Igbo names and spellings for various settlements
Abakaliki is Abankaleke; Afikpo is Ehugbo; Awgu is Ogu; Awka is Oka; Bonny is Ubani; Enugu is Enugwu; Ibusa is Igbuzö; Igrita is Igwuruta; Oguta is Ugwuta; Onitsha is Onicha; Owerri is Owere; Oyigbo is Obigbo... any more will be added.

Thursday, February 6, 2020

Àbọ

"The Aboh Creek", drawn from an 1841 visit during the British government's Niger Expedition.

Abö (Àbọ) was the most powerful mercantile state on the Lower Niger before European incursion into these hinterland areas around the Niger.

Located directly on the western bank of the Niger River, near the Forcados and Nun rivers from which the Niger runs into the Atlantic, Abö controlled trade on the Niger from the delta areas up to Asaba, with its influence reaching Ida, the Igala capital and main trading rival of Abö.

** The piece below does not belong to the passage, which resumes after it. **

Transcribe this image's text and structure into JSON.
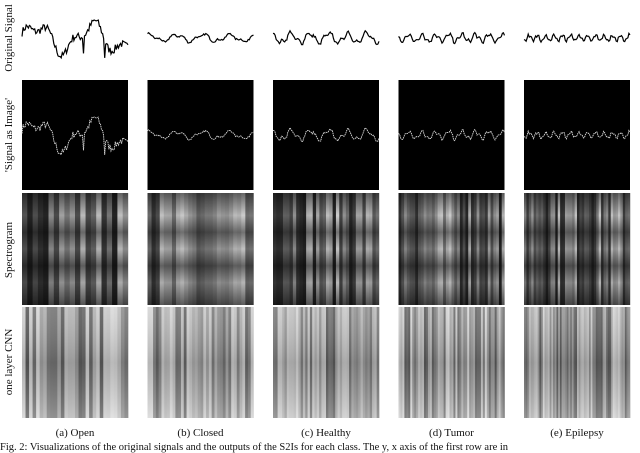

Only with the establishment of a European trading and mission station in Önïcha in 1857 did it come to stop being the controller of much of the goods that were previously being brought from the delta states to Abö to be distributed into the hinterland in exchange for produce.

Europeans saw Abö as the 'capital of the Igbo country' and the Obi of Abö as the 'king of the Igbo'. They also regarded Abö as the most important Igbo settlement. Abö was one of the first Igbo towns to receive Europeans when the hinterland was largely unknown to them.

Abö men and women were involved in long-distance trading on armed canoes. Because of their reliance on trading hinterland produce, particularly palm oil later on, Abö people also settled on parts of the Imo River to the east, in places such as Akwete, Owerenta, and Mbaise.

Abö reached the peak of its influence and its largest extent under Obi Osai who became Obi sometime in the 1820s until his death in 1844. His was the last era in which the Lower Niger’s trade was controlled by Africans.